だって俺、もう子犬じゃない。足腰しっかり。自立したミックス犬。
……のはずだった。
「ミントぉ〜!ええもん買うてきたでぇ〜!!」
玄関からテンション高めのおっさんが運び込んだのは、見覚えのある、あの、地獄の四輪。
「バギー……やと……?」
「じゃーん!リニューアルしたで!この新型、サスペンション付きや!まるでクラウンや!」
「いや犬に高級車の感覚いらんねん」
「しかもこれ、SNS映えするって口コミが……!」
「口コミで犬の尊厳売るな」
おっさんはすっかり舞い上がっていて、俺の前足をそっと持ち上げた。
「はい、じゃあモデルさん乗ってくださ〜い♡」
「断る!」
もちろん、抵抗した。
だが俺の小型ボディでは、おっさんの無駄な筋肉には敵わず、気づけば俺はシートに収まっていた。
「いや、この角度……カメラマンか!」
「ミント〜こっち向いて〜。
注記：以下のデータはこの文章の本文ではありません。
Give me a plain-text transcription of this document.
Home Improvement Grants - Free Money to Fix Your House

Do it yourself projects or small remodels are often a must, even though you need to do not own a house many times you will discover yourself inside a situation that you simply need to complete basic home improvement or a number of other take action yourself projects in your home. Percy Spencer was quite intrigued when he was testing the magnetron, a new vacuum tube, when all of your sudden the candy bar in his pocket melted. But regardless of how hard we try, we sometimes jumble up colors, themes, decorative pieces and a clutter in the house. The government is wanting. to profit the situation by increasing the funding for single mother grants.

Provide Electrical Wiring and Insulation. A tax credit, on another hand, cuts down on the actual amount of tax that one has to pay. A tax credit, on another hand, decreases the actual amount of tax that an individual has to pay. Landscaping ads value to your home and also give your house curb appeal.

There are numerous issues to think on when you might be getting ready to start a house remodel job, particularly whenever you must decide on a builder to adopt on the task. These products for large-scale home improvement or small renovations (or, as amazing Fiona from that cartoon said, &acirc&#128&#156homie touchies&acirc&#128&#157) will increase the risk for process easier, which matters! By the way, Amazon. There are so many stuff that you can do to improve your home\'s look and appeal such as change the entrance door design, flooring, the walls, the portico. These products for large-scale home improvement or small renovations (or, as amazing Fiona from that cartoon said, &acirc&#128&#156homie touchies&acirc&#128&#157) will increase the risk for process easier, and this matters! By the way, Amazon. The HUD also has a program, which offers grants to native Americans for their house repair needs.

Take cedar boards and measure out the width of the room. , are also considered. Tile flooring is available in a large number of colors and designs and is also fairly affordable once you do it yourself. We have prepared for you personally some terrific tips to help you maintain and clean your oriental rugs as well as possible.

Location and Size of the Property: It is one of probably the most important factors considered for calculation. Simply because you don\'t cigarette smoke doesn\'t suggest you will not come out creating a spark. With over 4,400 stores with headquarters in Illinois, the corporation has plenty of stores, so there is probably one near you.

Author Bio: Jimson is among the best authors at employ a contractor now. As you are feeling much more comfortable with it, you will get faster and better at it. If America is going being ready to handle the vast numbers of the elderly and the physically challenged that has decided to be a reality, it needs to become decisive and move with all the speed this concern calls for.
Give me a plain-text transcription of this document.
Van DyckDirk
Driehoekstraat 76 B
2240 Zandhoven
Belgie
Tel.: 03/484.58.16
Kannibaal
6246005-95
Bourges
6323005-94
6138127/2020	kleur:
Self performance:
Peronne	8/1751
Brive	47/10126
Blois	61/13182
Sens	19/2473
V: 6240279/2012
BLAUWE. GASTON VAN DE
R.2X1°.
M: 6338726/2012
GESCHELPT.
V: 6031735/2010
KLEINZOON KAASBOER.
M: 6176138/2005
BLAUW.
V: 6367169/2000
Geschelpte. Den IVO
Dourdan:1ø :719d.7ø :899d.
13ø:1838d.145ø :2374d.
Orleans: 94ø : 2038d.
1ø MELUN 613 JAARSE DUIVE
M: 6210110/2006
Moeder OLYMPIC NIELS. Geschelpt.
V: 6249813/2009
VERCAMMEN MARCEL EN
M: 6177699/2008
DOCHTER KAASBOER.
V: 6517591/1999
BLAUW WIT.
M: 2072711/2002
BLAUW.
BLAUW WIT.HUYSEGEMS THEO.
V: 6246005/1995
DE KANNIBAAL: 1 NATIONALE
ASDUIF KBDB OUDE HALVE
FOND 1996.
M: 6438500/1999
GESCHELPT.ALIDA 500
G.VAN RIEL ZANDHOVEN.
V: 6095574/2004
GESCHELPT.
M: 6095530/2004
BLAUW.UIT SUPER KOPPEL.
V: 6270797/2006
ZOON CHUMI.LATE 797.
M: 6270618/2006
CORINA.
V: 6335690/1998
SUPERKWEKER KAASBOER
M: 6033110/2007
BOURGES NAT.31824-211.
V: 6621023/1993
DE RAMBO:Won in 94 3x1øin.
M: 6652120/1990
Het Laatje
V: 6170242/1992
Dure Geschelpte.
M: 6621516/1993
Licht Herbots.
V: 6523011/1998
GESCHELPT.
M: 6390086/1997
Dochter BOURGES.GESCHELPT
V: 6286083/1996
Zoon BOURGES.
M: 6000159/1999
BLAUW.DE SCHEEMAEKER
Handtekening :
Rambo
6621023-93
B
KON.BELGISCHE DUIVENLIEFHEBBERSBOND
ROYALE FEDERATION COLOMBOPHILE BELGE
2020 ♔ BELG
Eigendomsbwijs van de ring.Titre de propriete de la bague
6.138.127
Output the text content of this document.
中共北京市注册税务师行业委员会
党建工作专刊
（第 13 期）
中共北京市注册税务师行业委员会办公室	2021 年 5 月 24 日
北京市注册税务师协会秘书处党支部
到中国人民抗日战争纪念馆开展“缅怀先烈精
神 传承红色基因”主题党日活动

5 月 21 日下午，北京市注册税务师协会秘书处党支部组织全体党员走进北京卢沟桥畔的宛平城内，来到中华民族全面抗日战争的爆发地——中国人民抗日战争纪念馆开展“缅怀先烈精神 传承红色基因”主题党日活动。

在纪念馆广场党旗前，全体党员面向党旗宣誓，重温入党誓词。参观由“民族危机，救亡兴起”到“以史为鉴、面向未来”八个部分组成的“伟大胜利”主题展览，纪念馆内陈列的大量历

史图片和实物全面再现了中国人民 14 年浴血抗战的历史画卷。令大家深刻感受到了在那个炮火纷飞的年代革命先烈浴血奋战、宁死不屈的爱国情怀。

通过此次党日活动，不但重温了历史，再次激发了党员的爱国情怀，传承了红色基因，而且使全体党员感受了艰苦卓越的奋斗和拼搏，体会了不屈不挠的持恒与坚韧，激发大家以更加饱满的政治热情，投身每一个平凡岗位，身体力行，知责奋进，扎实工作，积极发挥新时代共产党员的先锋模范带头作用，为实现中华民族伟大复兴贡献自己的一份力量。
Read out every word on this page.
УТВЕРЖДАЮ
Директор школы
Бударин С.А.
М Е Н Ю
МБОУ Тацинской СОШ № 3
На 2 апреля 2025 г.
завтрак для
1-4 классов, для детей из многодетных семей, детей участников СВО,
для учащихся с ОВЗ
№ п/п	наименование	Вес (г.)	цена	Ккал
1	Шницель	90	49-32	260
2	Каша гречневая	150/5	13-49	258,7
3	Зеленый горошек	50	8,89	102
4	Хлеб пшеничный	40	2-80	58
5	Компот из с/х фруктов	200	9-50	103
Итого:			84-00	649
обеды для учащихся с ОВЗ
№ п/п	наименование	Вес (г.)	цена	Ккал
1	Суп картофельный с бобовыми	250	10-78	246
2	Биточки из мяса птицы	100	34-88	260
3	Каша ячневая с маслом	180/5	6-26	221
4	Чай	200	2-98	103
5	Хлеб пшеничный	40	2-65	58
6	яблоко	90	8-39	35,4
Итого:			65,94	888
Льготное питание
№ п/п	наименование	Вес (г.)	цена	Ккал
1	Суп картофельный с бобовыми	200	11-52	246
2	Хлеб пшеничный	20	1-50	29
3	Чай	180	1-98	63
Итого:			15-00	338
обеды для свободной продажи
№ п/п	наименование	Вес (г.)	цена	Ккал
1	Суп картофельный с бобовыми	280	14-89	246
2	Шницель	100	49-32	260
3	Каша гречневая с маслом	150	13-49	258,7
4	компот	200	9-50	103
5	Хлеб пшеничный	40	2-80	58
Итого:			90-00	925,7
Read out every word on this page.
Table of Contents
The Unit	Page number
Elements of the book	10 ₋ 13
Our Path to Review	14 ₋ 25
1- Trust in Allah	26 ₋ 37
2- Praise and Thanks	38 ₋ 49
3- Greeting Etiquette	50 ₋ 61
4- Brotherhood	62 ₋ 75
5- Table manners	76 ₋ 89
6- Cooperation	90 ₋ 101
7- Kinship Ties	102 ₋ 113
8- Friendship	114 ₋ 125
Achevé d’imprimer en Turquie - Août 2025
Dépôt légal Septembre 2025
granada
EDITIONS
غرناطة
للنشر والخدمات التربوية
そう!もうちょい顎引いて!目線いただきま〜す!」
「お前は誰やねん!!」
外に出れば、バギーの振動はゼロ。
ふかふかのクッション、やけに豪華な日除け、しかも背もたれ倒れる。
「……快適やん」
気がつけば、前足を組んで座り、通り過ぎる柴犬と目が合った。
その柴犬が一瞬、バギーを二度見した。
「うわ、見られた。終わった」
俺の中のプライドは、カラカラと音を立てて崩れた。
こうしてまた、俺の“地面と歩く距離”は遠ざかっていく。